For all the hype surrounding software-defined data centers (SDDCs) these days, actually building one is not a simple endeavor. Looking to address that issue, Springpath today emerged from stealth mode to unveil a data-centric approach to building an SDDC that is completely independent of the underlying IT infrastructure.
Springpath CEO and CTO Mallik Mahalingam says the Springpath Data Platform creates an SDDC by separating the control and data planes using a Hardware Agnostic Log-structured Objects (HALO) architecture that spans both virtual and physical infrastructure. It then makes use of caching software and application programming interfaces (APIs) to create a high-performance SDDC that is simple to deploy and manage.
Fresh from raising $34 million in capital, Springpath set out to develop the Springpath Data Platform using the same engineering teams that created VXLANs and the VMware File System. Mahalingam says that Springpath leveraged that experience to create an SDDC that can be layered on top of VMware, and in the near future will also support the OpenStack cloud management framework and virtual machines such as the Kernel-based virtual machine (KVM), which is widely deployed in Linux environments.

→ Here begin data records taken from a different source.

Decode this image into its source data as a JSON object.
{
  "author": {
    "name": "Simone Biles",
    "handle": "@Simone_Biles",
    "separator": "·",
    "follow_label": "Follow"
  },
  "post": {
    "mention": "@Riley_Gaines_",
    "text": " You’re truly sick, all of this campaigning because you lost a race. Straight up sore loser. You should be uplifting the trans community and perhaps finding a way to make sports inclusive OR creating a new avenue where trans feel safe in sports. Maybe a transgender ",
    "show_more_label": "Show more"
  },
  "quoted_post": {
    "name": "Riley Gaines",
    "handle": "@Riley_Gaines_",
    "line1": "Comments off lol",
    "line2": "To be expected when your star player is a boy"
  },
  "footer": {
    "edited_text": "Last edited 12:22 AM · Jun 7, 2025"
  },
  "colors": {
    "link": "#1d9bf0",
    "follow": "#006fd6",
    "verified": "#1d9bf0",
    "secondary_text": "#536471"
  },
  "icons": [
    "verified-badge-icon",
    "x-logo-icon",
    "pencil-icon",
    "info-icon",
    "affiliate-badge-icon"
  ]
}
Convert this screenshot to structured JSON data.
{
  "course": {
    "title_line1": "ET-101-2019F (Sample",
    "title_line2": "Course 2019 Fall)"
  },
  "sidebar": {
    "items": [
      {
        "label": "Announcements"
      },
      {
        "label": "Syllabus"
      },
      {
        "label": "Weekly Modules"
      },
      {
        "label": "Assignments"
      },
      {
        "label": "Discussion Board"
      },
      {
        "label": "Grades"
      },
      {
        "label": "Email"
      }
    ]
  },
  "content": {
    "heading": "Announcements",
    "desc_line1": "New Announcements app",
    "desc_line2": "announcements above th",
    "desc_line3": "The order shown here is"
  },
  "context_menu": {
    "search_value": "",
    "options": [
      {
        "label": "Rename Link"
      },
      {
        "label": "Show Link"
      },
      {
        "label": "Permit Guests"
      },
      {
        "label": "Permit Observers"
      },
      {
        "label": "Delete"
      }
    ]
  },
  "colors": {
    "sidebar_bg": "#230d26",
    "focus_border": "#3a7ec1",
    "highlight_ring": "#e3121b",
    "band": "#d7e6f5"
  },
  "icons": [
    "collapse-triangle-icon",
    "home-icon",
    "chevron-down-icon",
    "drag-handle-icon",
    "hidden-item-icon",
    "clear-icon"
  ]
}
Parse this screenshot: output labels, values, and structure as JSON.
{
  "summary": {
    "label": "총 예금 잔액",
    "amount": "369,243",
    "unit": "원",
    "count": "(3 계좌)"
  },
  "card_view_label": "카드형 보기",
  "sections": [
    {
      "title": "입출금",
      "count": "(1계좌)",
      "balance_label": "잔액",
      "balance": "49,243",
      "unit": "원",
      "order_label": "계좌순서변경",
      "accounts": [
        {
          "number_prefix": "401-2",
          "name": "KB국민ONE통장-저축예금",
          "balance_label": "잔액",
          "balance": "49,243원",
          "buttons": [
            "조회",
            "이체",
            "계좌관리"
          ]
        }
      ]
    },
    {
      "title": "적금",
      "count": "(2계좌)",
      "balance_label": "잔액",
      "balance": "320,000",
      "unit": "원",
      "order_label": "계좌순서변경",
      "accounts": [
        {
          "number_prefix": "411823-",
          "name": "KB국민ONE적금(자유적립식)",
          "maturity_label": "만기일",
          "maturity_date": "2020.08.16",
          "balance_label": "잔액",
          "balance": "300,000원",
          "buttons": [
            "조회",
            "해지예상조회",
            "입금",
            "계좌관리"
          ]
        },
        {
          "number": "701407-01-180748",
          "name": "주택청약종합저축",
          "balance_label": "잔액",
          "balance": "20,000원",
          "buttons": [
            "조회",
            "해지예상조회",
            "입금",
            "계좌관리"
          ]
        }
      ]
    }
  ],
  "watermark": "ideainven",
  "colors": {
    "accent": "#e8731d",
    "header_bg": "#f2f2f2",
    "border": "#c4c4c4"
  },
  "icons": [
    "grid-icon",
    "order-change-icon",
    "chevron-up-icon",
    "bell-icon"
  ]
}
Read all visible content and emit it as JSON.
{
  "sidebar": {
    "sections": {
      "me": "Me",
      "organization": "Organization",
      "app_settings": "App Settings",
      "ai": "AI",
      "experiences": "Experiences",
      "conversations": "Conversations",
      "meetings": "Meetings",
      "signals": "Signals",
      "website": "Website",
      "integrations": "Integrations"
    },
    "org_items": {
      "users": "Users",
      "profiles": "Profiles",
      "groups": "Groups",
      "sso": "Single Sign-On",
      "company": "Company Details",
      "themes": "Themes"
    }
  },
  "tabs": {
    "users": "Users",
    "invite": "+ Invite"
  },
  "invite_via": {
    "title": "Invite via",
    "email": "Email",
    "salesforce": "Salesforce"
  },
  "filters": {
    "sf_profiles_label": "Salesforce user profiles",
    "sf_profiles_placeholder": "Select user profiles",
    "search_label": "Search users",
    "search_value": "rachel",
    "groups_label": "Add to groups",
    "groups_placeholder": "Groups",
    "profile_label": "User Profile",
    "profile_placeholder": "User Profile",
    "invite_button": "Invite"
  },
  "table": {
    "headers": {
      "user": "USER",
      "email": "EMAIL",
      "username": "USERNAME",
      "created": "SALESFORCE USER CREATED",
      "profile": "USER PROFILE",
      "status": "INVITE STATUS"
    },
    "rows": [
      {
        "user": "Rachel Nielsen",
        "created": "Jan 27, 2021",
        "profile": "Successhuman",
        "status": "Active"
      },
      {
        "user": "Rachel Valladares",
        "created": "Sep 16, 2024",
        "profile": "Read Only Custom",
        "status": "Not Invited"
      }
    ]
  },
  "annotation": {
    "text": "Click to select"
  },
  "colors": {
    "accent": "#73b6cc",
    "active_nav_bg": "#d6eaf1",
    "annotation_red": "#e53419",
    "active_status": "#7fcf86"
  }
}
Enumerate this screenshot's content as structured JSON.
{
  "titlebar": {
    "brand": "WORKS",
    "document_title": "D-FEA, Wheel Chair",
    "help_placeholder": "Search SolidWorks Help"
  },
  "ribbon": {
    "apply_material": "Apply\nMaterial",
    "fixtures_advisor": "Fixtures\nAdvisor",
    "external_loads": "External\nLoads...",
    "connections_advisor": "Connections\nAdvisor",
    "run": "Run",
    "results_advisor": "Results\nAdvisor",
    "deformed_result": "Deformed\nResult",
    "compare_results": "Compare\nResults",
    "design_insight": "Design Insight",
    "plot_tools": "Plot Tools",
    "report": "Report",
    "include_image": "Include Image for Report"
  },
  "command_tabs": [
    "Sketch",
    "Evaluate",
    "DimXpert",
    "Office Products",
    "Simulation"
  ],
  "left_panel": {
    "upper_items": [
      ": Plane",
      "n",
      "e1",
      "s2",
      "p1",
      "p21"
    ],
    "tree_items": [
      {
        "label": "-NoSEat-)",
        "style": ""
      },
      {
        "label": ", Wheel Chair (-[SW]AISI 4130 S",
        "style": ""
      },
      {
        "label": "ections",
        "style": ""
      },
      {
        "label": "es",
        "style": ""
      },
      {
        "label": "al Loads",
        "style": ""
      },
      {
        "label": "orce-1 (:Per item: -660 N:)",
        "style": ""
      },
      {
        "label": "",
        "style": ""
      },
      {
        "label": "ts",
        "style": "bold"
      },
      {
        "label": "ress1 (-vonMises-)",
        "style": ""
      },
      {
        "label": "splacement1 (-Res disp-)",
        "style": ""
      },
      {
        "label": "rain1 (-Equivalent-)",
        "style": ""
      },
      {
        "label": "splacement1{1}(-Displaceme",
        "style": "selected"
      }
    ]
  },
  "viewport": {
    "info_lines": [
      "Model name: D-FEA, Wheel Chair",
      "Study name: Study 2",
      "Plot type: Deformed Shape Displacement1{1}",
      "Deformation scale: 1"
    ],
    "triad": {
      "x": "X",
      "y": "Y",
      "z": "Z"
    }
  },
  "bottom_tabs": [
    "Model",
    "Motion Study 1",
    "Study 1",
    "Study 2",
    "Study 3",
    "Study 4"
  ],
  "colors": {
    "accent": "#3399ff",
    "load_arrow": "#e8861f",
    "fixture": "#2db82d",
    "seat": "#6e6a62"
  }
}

Because the data and control planes are separated, Mahalingam says Springpath Data Platform is also self-healing. Any time a resource becomes unavailable, requests for services are simply re-routed across the SDDC, says Mahalingam. In addition, because the HALO architecture is hardware agnostic, Mahalingam says the Springpath Data Platform will also be able to support multiple types of containers.
There is no doubt that a major shift toward SDDCs is well under way across the enterprise. The real issue is not only making a shift to SDDCs that make enterprise IT environments more flexible, but also finding an approach that allows enterprise IT organizations to keep their IT vendor options open as much as possible.